Queen Mary University of London Celebrates Excellence at 2024 Research and Innovation Awards

“The Awards demonstrate the incredible breadth of Queen Mary’s research excellence and the many profound ways our innovation is changing our world for the better”, said Professor Andrew Livingston, Vice-Principal (Research and Innovation) at Queen Mary University of London. “What sets Queen Mary research apart is our commitment to our communities and our partners, and it’s been such a pleasure to celebrate those values in action.”

The award categories and winners were:

Impact: Culture, Civic, Community and Policy

Winner: Indigenous Exchange and Climate Action, People’s Palace for their cultural exchange programme between indigenous and non-indigenous artists in the Brazilian Amazon, foregrounding indigenous experiences of climate.
Highly commended: N20: Know the Risks, a student-led nitrous oxide public health initiative, and Teach London Computing which has transformed computer science teaching in schools over 20 years.
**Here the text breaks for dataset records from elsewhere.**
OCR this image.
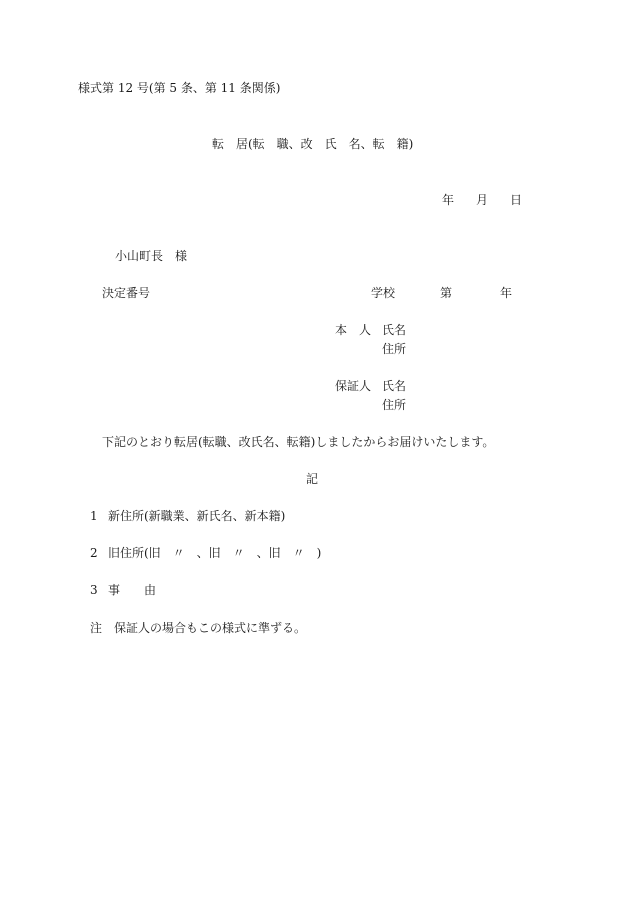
様式第 12 号(第 5 条、第 11 条関係)
転　居(転　職、改　氏　名、転　籍)
年 月 日
小山町長　様
決定番号	学校	第	年
本　人 氏名
住所
保証人 氏名
住所
下記のとおり転居(転職、改氏名、転籍)しましたからお届けいたします。
記
1 新住所(新職業、新氏名、新本籍)
2 旧住所(旧　〃　、旧　〃　、旧　〃　)
3 事　　由
注　保証人の場合もこの様式に準ずる。
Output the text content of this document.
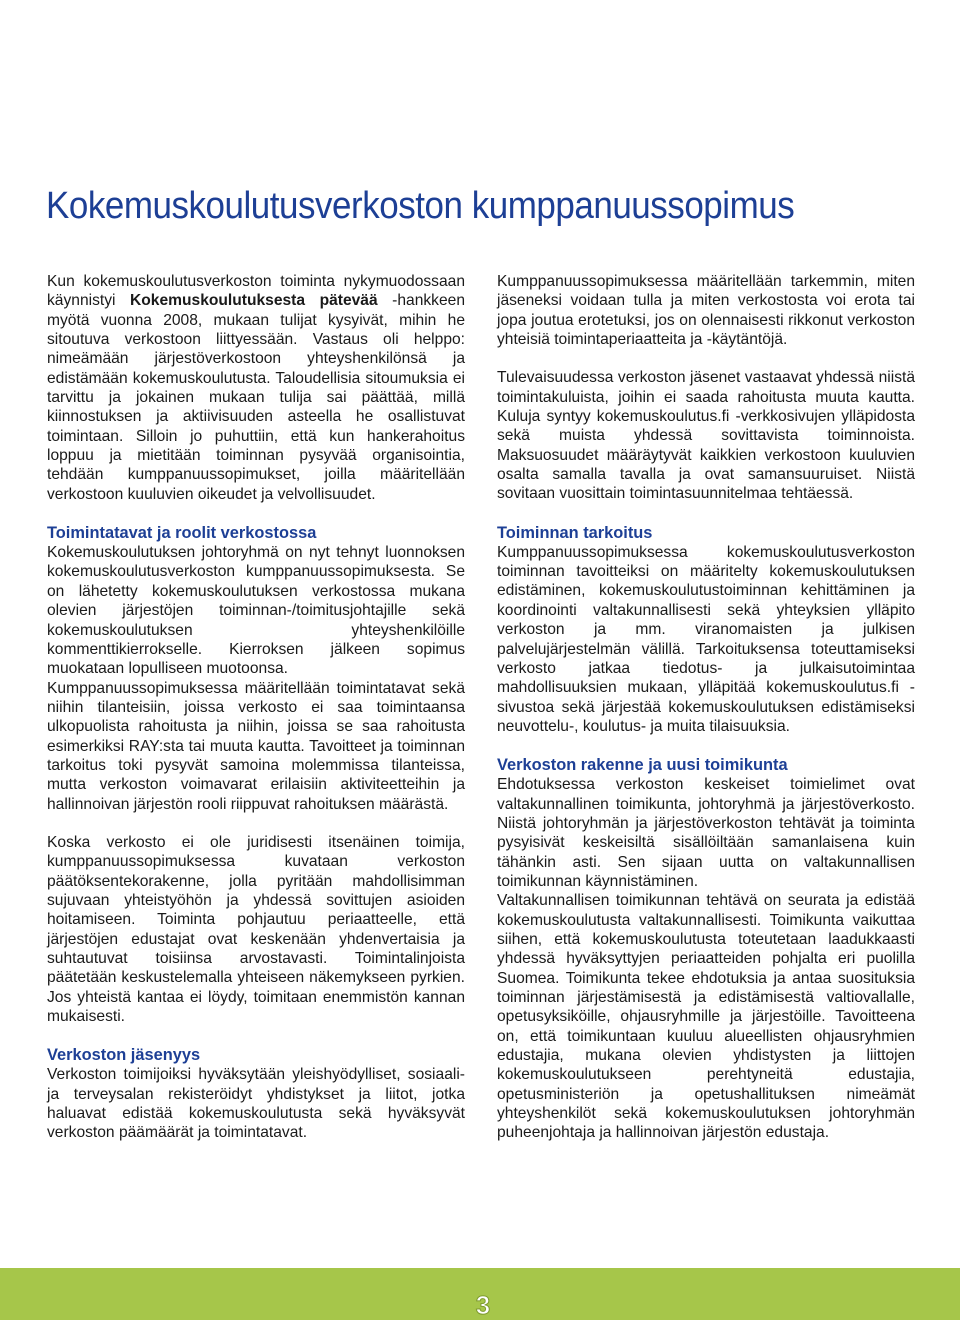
Kokemuskoulutusverkoston kumppanuussopimus

Kun kokemuskoulutusverkoston toiminta nykymuodossaan käynnistyi Kokemuskoulutuksesta pätevää -hankkeen myötä vuonna 2008, mukaan tulijat kysyivät, mihin he sitoutuva verkostoon liittyessään. Vastaus oli helppo: nimeämään järjestöverkostoon yhteyshenkilönsä ja edistämään kokemuskoulutusta. Taloudellisia sitoumuksia ei tarvittu ja jokainen mukaan tulija sai päättää, millä kiinnostuksen ja aktiivisuuden asteella he osallistuvat toimintaan. Silloin jo puhuttiin, että kun hankerahoitus loppuu ja mietitään toiminnan pysyvää organisointia, tehdään kumppanuussopimukset, joilla määritellään verkostoon kuuluvien oikeudet ja velvollisuudet.

Toimintatavat ja roolit verkostossa

Kokemuskoulutuksen johtoryhmä on nyt tehnyt luonnoksen kokemuskoulutusverkoston kumppanuussopimuksesta. Se on lähetetty kokemuskoulutuksen verkostossa mukana olevien järjestöjen toiminnan-/toimitusjohtajille sekä kokemuskoulutuksen yhteyshenkilöille kommenttikierrokselle. Kierroksen jälkeen sopimus muokataan lopulliseen muotoonsa.

Kumppanuussopimuksessa määritellään toimintatavat sekä niihin tilanteisiin, joissa verkosto ei saa toimintaansa ulkopuolista rahoitusta ja niihin, joissa se saa rahoitusta esimerkiksi RAY:sta tai muuta kautta. Tavoitteet ja toiminnan tarkoitus toki pysyvät samoina molemmissa tilanteissa, mutta verkoston voimavarat erilaisiin aktiviteetteihin ja hallinnoivan järjestön rooli riippuvat rahoituksen määrästä.

Koska verkosto ei ole juridisesti itsenäinen toimija, kumppanuussopimuksessa kuvataan verkoston päätöksentekorakenne, jolla pyritään mahdollisimman sujuvaan yhteistyöhön ja yhdessä sovittujen asioiden hoitamiseen. Toiminta pohjautuu periaatteelle, että järjestöjen edustajat ovat keskenään yhdenvertaisia ja suhtautuvat toisiinsa arvostavasti. Toimintalinjoista päätetään keskustelemalla yhteiseen näkemykseen pyrkien. Jos yhteistä kantaa ei löydy, toimitaan enemmistön kannan mukaisesti.

Verkoston jäsenyys

Verkoston toimijoiksi hyväksytään yleishyödylliset, sosiaali- ja terveysalan rekisteröidyt yhdistykset ja liitot, jotka haluavat edistää kokemuskoulutusta sekä hyväksyvät verkoston päämäärät ja toimintatavat.

Kumppanuussopimuksessa määritellään tarkemmin, miten jäseneksi voidaan tulla ja miten verkostosta voi erota tai jopa joutua erotetuksi, jos on olennaisesti rikkonut verkoston yhteisiä toimintaperiaatteita ja -käytäntöjä.

Tulevaisuudessa verkoston jäsenet vastaavat yhdessä niistä toimintakuluista, joihin ei saada rahoitusta muuta kautta. Kuluja syntyy kokemuskoulutus.fi -verkkosivujen ylläpidosta sekä muista yhdessä sovittavista toiminnoista. Maksuosuudet määräytyvät kaikkien verkostoon kuuluvien osalta samalla tavalla ja ovat samansuuruiset. Niistä sovitaan vuosittain toimintasuunnitelmaa tehtäessä.

Toiminnan tarkoitus

Kumppanuussopimuksessa kokemuskoulutusverkoston toiminnan tavoitteiksi on määritelty kokemuskoulutuksen edistäminen, kokemuskoulutustoiminnan kehittäminen ja koordinointi valtakunnallisesti sekä yhteyksien ylläpito verkoston ja mm. viranomaisten ja julkisen palvelujärjestelmän välillä. Tarkoituksensa toteuttamiseksi verkosto jatkaa tiedotus- ja julkaisutoimintaa mahdollisuuksien mukaan, ylläpitää kokemuskoulutus.fi -sivustoa sekä järjestää kokemuskoulutuksen edistämiseksi neuvottelu-, koulutus- ja muita tilaisuuksia.

Verkoston rakenne ja uusi toimikunta

Ehdotuksessa verkoston keskeiset toimielimet ovat valtakunnallinen toimikunta, johtoryhmä ja järjestöverkosto. Niistä johtoryhmän ja järjestöverkoston tehtävät ja toiminta pysyisivät keskeisiltä sisällöiltään samanlaisena kuin tähänkin asti. Sen sijaan uutta on valtakunnallisen toimikunnan käynnistäminen.

Valtakunnallisen toimikunnan tehtävä on seurata ja edistää kokemuskoulutusta valtakunnallisesti. Toimikunta vaikuttaa siihen, että kokemuskoulutusta toteutetaan laadukkaasti yhdessä hyväksyttyjen periaatteiden pohjalta eri puolilla Suomea. Toimikunta tekee ehdotuksia ja antaa suosituksia toiminnan järjestämisestä ja edistämisestä valtiovallalle, opetusyksiköille, ohjausryhmille ja järjestöille. Tavoitteena on, että toimikuntaan kuuluu alueellisten ohjausryhmien edustajia, mukana olevien yhdistysten ja liittojen kokemuskoulutukseen perehtyneitä edustajia, opetusministeriön ja opetushallituksen nimeämät yhteyshenkilöt sekä kokemuskoulutuksen johtoryhmän puheenjohtaja ja hallinnoivan järjestön edustaja.

3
Vice Principal’s Award for Research Excellence
Winner: Professor Lars Chittka for his work on social insects, including bees, and for his commitment to communicating his findings on how we understand sentience, personhood and ecological citizenship.
Highly commended: Dr Caroline Roney for her work on digital twins and virtual representations of a real-life human organs, and Professor Rachael Mulheron for her research into Damages-Based Agreements reforms (governing no-win, no-fee legal agreements).

Interdisciplinary Team
Winner: Early Career Researchers Alexander Stoffel and Ida Roland Birkvad (LSE), for their work on Trans Theory in International Relations, a new field fusing gender theory and international politics.
Highly commended: The Queen Mary+Emulate Organs-on-Chips Centre, which allows researchers to model organs of their own design for use in experiments; and also PETs4SMEs, a multidisciplinary team which has created a Privacy Starter Pack for small and medium sized enterprises.

Early Career Researcher
Winner: Dr Yuanwei Liu both for his outstanding achievements and strongly inclusive approach. Dr Liu’s research focuses on simultaneous transmission and reflection surfaces, and he is the Principal Investigator of the STAR laboratory, which he founded and is at the forefront of a global RDI agenda.
Highly commended: Dr Colm Murphy for his writing work and strong record of policy and political engagement, and Dr Layli Uddin for her pioneering public histories and community empowerment work in Bangladesh and Tower Hamlets.

Research Support
Winner: Coleen Colechin, Senior Operations Manager (Pre-Award) at the Queen Mary-Barts NHS Trust Joint Research Management Office, for extensive efforts to mentor staff and work developing the Research Operations environment.
Highly commended: the Research Support Team in the Faculty of Humanities and Social Sciences for their ambitious, targeted and collegiate approach to research support; and Petra Ungerer, a Technical Facilities Manager in the School of Biological and Behavioural Sciences, for her work establishing a technician career development plan.

Research supervision
Winner:  Professor Kimberly Hutchings for her work successfully supervising PhD students through to completion and her commitment to nurturing and developing future research leaders.
Highly commended: Dr Mathieu Barthet for his commitment to engaging industry in PhD training and successfully mentoring his students in applied research, and Dr Nicholas Tsitsianis, for creating a collegiate approach to the supervisory relationship.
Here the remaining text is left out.